You've chosen another interesting piece to read.
(I love the fact that you are so interested in English that you extend your knowledge of our culture and language by reading works such as these).
And so to work!
a. Sunny has several implied meanings beyond the basic meaning of sunshine. For example, "sunny smiles", where it can mean "happy" or "bright" smiles. Here "sunny" is being used as in meaning 1.2 http://www.oxforddictionaries.com/us..._english/sunny
By saying that the grassy mounds possess a "thousand sunny wiles", he is personifying them.
b. Wiles. A "wile" is a stratagem, a trick, a cunning procedure, used to lure or entice you to do whatever the person wants. The common phrase wily fox sums this up, where in that instance it simply means that the animal is "crafty", "cunning" or "clever". However, it can be used in other phrases such as "feminine wiles", where a woman uses all the charm at her disposal to persuade someone to do something. However, underneath there is still the element of cunning, or trickery, as they are getting that person to do what they want. The term is often used with grudging admiration - you don't like what they do, but you admire them for having the skill and brains to be able to do it - such as the fox.
Sunny wiles: The two words together provide contrast and a new meaning: on the surface something appears bright and happy, but underneath a crafty trick of deceit is cunningly concealed.
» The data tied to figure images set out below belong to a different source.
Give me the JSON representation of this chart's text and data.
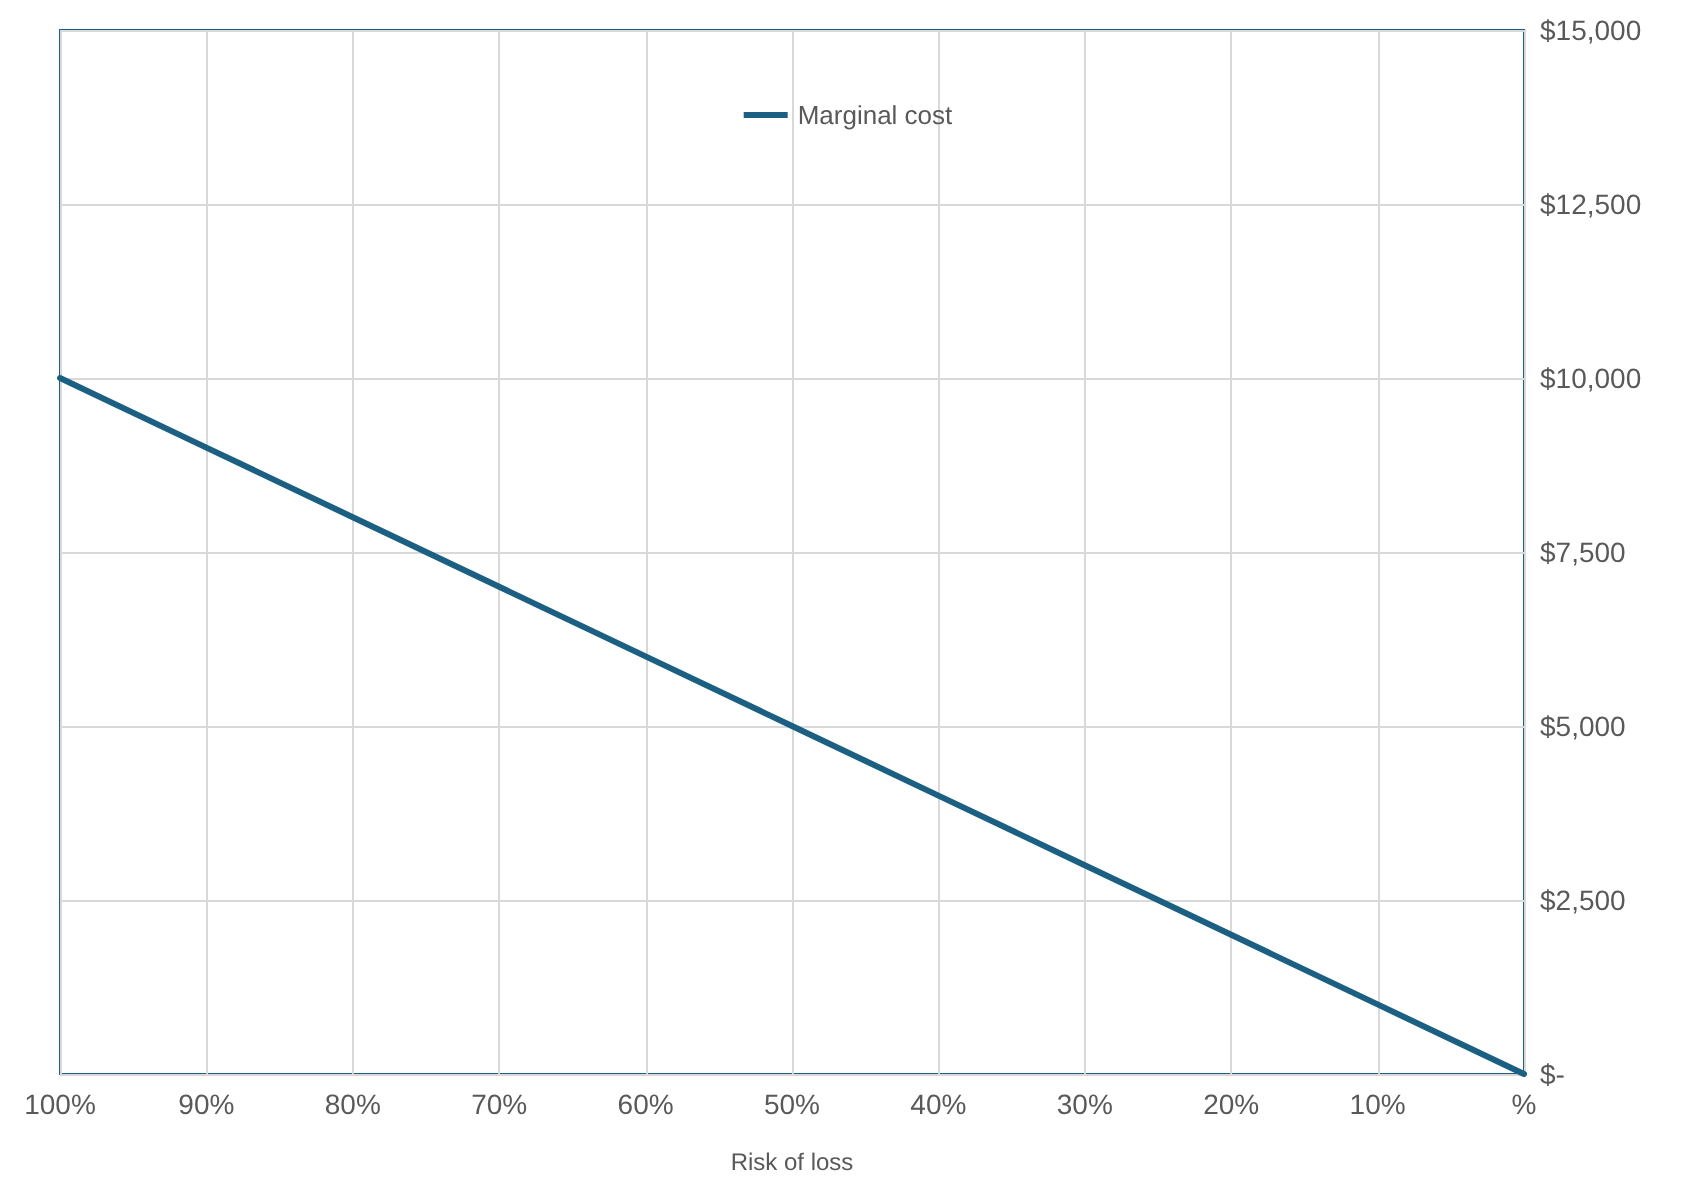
{
  "chart_data": {
    "type": "line",
    "xlabel": "Risk of loss",
    "x": [
      100,
      90,
      80,
      70,
      60,
      50,
      40,
      30,
      20,
      10,
      0
    ],
    "series": [
      {
        "name": "Marginal cost",
        "color": "#1b5f82",
        "values": [
          10000,
          9000,
          8000,
          7000,
          6000,
          5000,
          4000,
          3000,
          2000,
          1000,
          0
        ]
      }
    ],
    "xlim": [
      100,
      0
    ],
    "xticks": [
      {
        "value": 100,
        "label": "100%"
      },
      {
        "value": 90,
        "label": "90%"
      },
      {
        "value": 80,
        "label": "80%"
      },
      {
        "value": 70,
        "label": "70%"
      },
      {
        "value": 60,
        "label": "60%"
      },
      {
        "value": 50,
        "label": "50%"
      },
      {
        "value": 40,
        "label": "40%"
      },
      {
        "value": 30,
        "label": "30%"
      },
      {
        "value": 20,
        "label": "20%"
      },
      {
        "value": 10,
        "label": "10%"
      },
      {
        "value": 0,
        "label": "%"
      }
    ],
    "ylim": [
      0,
      15000
    ],
    "yticks": [
      {
        "value": 0,
        "label": "$-"
      },
      {
        "value": 2500,
        "label": "$2,500"
      },
      {
        "value": 5000,
        "label": "$5,000"
      },
      {
        "value": 7500,
        "label": "$7,500"
      },
      {
        "value": 10000,
        "label": "$10,000"
      },
      {
        "value": 12500,
        "label": "$12,500"
      },
      {
        "value": 15000,
        "label": "$15,000"
      }
    ],
    "grid": true,
    "legend": "top",
    "marker": "none",
    "line_style": "solid"
  }
}
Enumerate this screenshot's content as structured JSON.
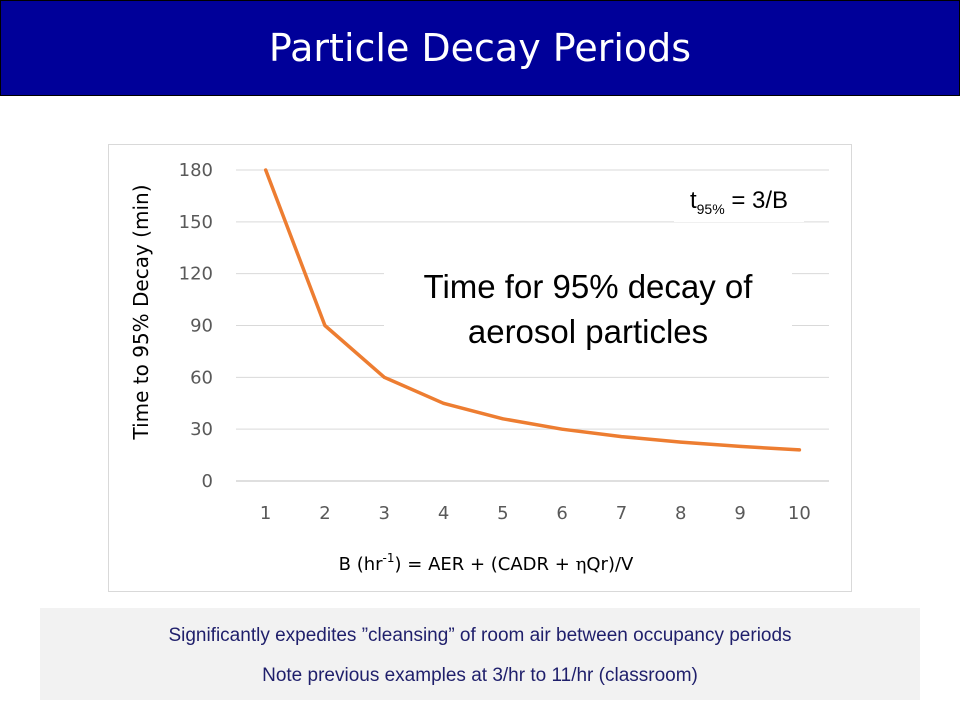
{
  "header": {
    "title": "Particle Decay Periods"
  },
  "chart_data": {
    "type": "line",
    "title": "",
    "ylabel": "Time to 95% Decay (min)",
    "xlabel_parts": {
      "before_sup": "B (hr",
      "sup": "-1",
      "after_sup": ") = AER + (CADR + ",
      "eta": "η",
      "after_eta": "Qr)/V"
    },
    "categories": [
      "1",
      "2",
      "3",
      "4",
      "5",
      "6",
      "7",
      "8",
      "9",
      "10"
    ],
    "x": [
      1,
      2,
      3,
      4,
      5,
      6,
      7,
      8,
      9,
      10
    ],
    "series": [
      {
        "values": [
          180,
          90,
          60,
          45,
          36,
          30,
          25.7,
          22.5,
          20,
          18
        ],
        "color": "#ed7d31"
      }
    ],
    "ylim": [
      0,
      180
    ],
    "yticks": [
      "0",
      "30",
      "60",
      "90",
      "120",
      "150",
      "180"
    ],
    "grid": true,
    "legend": "none",
    "annotations": {
      "main_line1": "Time for 95% decay of",
      "main_line2": "aerosol particles",
      "formula_t": "t",
      "formula_sub": "95%",
      "formula_rest": " = 3/B"
    }
  },
  "notes": {
    "line1": "Significantly expedites ”cleansing” of room air between occupancy periods",
    "line2": "Note previous examples at 3/hr to 11/hr (classroom)"
  },
  "colors": {
    "title_bg": "#000099",
    "series": "#ed7d31",
    "note_bg": "#f2f2f2",
    "note_text": "#1f1f6b"
  }
}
This is backed up in the earlier lines by the mounds' "watery smiles". A watery smile can be read poetically, in that the mounds had shiny dew on them making them appear bright and pleasant, or it can be read another way. Watery means weak, and if a person has a watery smile it implies it is one that is false, or put on. So, again something which on the surface seems happy and positive, but the fact that the smiles are weak betray their real feelings.
It is also supported by the fact that the grassy mounds finally give away their true feelings by offering their reproval (disapproval/criticism of someone because of their behaviour or actions) by expressing "Death's arrow oft is Love's".
It is unclear why they disapprove of someone's actions. Is it because the maiden died of suicide, because of unrequited love, or simply died of a broken heart because of him, or is it even his heart that has been broken and lies buried? (See my explanation below as to why this final version might be the case).
"Also I am not sure if I comprehend the last two sentences (do they mean the girl committed suicide beceause of unhappy love?)"
I think the meaning is deliberately unclear. That is the wonder of interpretation.
Part of how you comprehend it is determined by whether you look at this poem in isolation, or whether you see it as part a group by including the poem before it and after it. In this case there is a logic, in the titles, which flows: "A Lament", "Dirge" and "Epitaph". It may be that an editor put the three together because there is a logic in doing so, even though the three pieces can stand alone. I don't know if that was the writer's original intention. As he was obsessed by death he could have written any of them at different times as separate poems, or he could have intended them to form a set. I don't know what the writer intended, and of course we can't ask him.
If you look at it as one in a group of three poems, then this one ,"Dirge", is also about the maiden who has died in the previous poem "A Lament". However, if you see them as stand alone pieces, in this poem "Dirge" you have the problem of who "you" and "your" relate to in the poem. They could mean "you" in a general sense where you are the reader reading of events to which you personally are not connected, or it could mean "you" directly as the reader as if you are involved and you are the one carrying out the actions. The final meaning could be "you" in the sense of his beloved, and it is his heart that has been broken and has been buried. But as I said for these multiple interpretations to work the poem has to be a stand alone one.
There is nothing in the poem to suggest that the maiden committed suicide, or even from the previous poem. But there is also nothing to say that she hasn't. You could take it that she has simply died of a broken heart (as a true Romantic!), or as you suggest from suicide. As I said previously, in this poem it could be his heart that was broken and is buried. It is one of those pieces where you have to decide what you feel or think about it, and your interpretation will be as valid as mine.
I would be interested to know your thoughts on this work.